Vous allez rire.

Vous allez rire. Parce que cet article, je l’ai déjà écrit. Plein de fois. Un tas de fois.

Depuis peu, je me suis remise à lire des blogs. Pas des blogs de spécialistes de la culture visuelle. Pas des blogs de célèbres decorate women américaines. Pas des blogs de photographes.
Des blogs écrits par des gens. Des gens comme vous, comme toi, comme moi. Et lire ce genre de blogs m’envahit d’une certaine nostalgie. Lire ce genre de blogs m’inspire. Me donne envie de faire la même chose.

J’ai cessé de venir ici. Mais assez régulièrement, il me prend une envie folle de me remettre à poster un million de trucs. Il m’est même arrivé de faire des listes d’articles potentiels. Donc, assez régulièrement, il me prend l’envie de tout refaire. Repartir à zéro. Poster plus souvent. Et c’est un échec.
Et peut-être que ce sera un autre échec.

Mais.

Mais je suis en train de lire Homeland de Cory Doctorow. Et c’est un bon très livre. C’est un très bon livre. C’est excellent. C’est tellement bien que je crois que je n’ai jamais lu un truc aussi brillant. C’est tellement bien que j’aimerais ne jamais le finir.
Et donc, je voudrais en parler

Peut-être que ce sera un échec.
Mais.

Mais depuis peu, je fais des trucs que je ne faisais jamais avant. Je parle. Je participe à des discussions. Je donne mon avis sur des trucs. En explique d’autres. Et tout ça me demande un effort considérable. Tout ça me demande un effort considérable parce que ça me force à sortir de ma zone de confort, celle où je ne dis jamais rien et je me contente d’écouter.
Et vous savez ce qui se passe quand on sort de sa zone de confort ? On expérimente des trucs, ce qui amène à découvrir d’autres choses dont on ignorait l’existence ou la possibilité.
Donc j’ai envie de parler. Pas juste écrire. J’ai envie de dire quelque chose. Peut-être même un tas de choses.

Il se peut que ce soit un échec.
Mais.

Mais je regarde des blogs. Avec des gens qui parlent.
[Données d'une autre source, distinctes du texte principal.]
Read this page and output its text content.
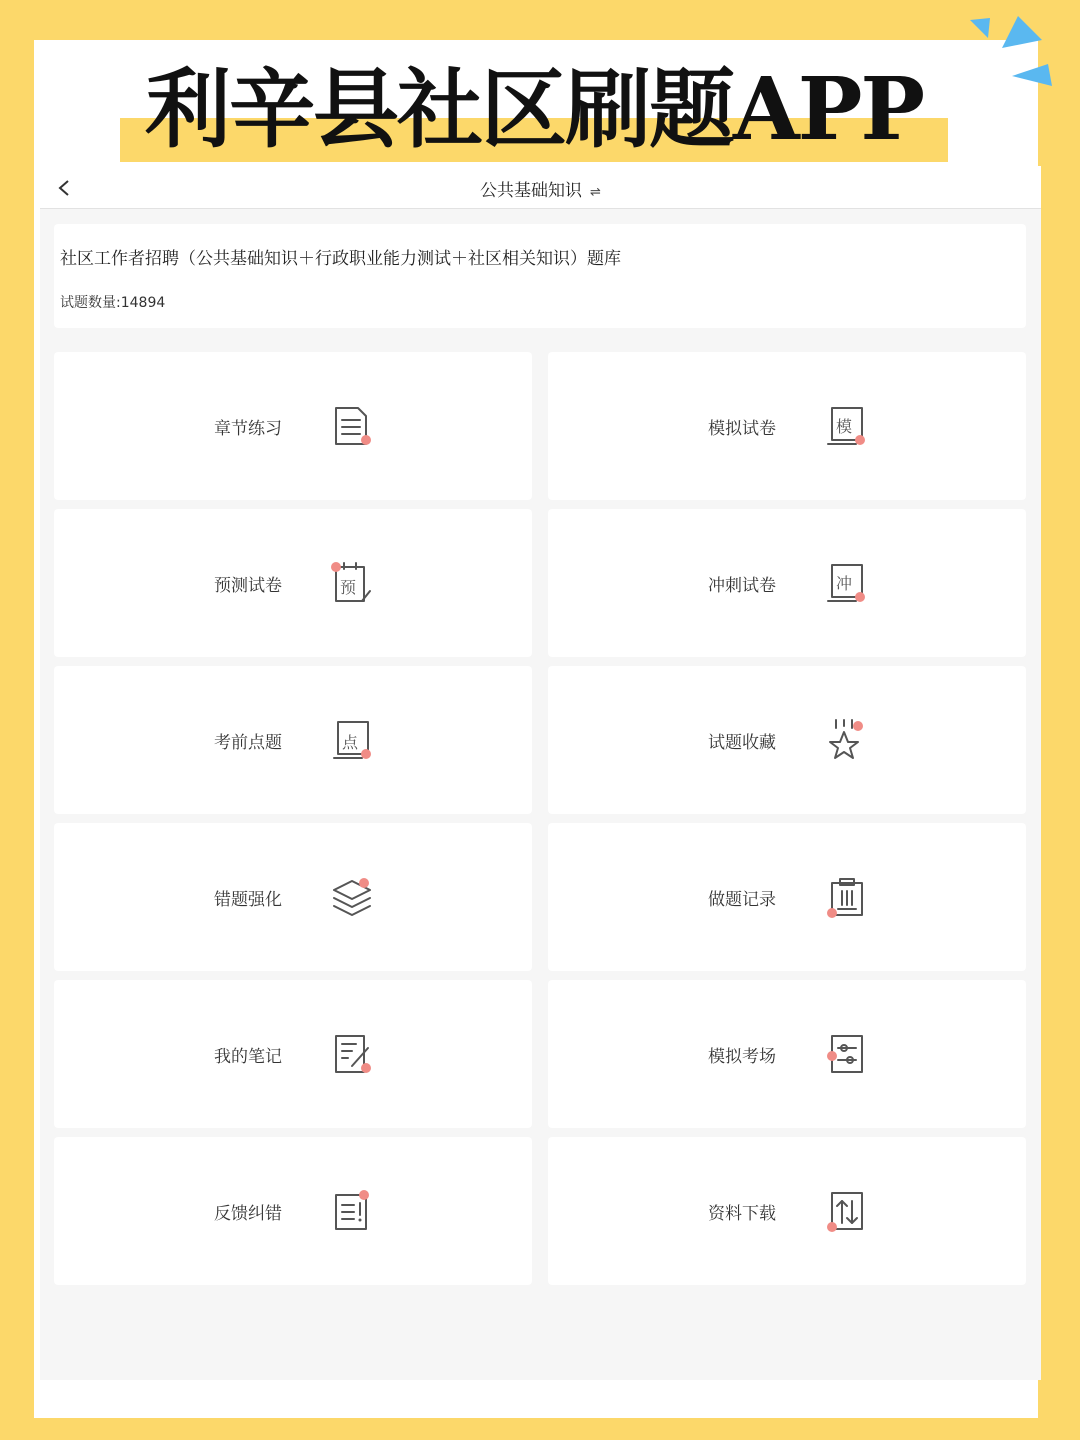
利辛县社区刷题APP
公共基础知识 ⇌
社区工作者招聘（公共基础知识＋行政职业能力测试＋社区相关知识）题库
试题数量:14894
章节练习	模拟试卷	模
预测试卷	预	冲刺试卷	冲
考前点题	点	试题收藏
错题强化	做题记录
我的笔记	模拟考场
反馈纠错	资料下载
Et tout ça m’inspire.
Et je scrolle des Tumblr adulescents.
Et tout ça m’inspire.

Je crois que j’ai besoin de faire un reboot. Un véritable reboot. Je sens, je sais que j’ai besoin de faire le tri. Dans mes plugins, mes catégories, mes listes d’articles jamais écrits, les trucs que j’ai besoin de dire/écrire.
Je veux refaire l’habillage. Et peut-être déménager.
Oui, déménager encore. Mais déménager pour plus de libre.
Et déménager en gardant les meubles.
Oui, garder les articles que j’ai écrit ici. Les exporter ailleurs. Mais les garder. Vraiment les garder.
Je suis fatiguée d’effacer ma vie au fur et à mesure. Fatiguée de regretter d’avoir tout effacé.

Je crois que j’ai besoin de revenir à un truc plus spontané, moins sérieux.
Vous savez, ces gens qui, à 20 ans, sont déjà nostalgiques de leur adolescence ?
Hé bien je suis nostalgique de ma vision adolescente du blog.
Je suis nostalgique du rose fluo, des trucs qui piquent les yeux et toutes ces choses qui, moi, m’enchantent.

J’ai besoin de plus de spontanéité. J’ai besoin de me sentir à la maison en publiant des articles.
J’ai toujours dit que ma seconde maison, si ce n’est la première en réalité, est l’Internet.
Et il est temps que je sois en accord avec tout ce que je pense.

Donc je vais une fois de plus changer d’habillage. Peut-être changer d’URL.
Quand est-ce que je le ferai ? Aucune idée. Je crois que j’ai besoin de me préparer. De ne pas tout faire sur un coup de tête. De réfléchir longuement à ce que je vais poster, ce que je vais utiliser comme boutons, si le bloc de texte sera en Serif ou non (spoilers : J’ai toujours préféré le sans-serif).
Aussi, il est temps que je fasse ce que je dois faire depuis très, très longtemps : publier toutes mes nouvelles.
Il faut que j’arrête de me cacher. Il faut que je commence à dire, vraiment : Hello my name is Moosh and this is who I am.
Il faut que je m’expose parce que je suis terrorisée à l’idée de le faire. Mais il faut que je sorte de ma zone de confort, parce qu’il n’y aura que comme ça que je m’en sortirai.

Le mot identité numérique m’enchante, et il est temps que j’explore ce que ça veut dire réellement, pour moi.

Je suis impatiente de me mettre au boulot.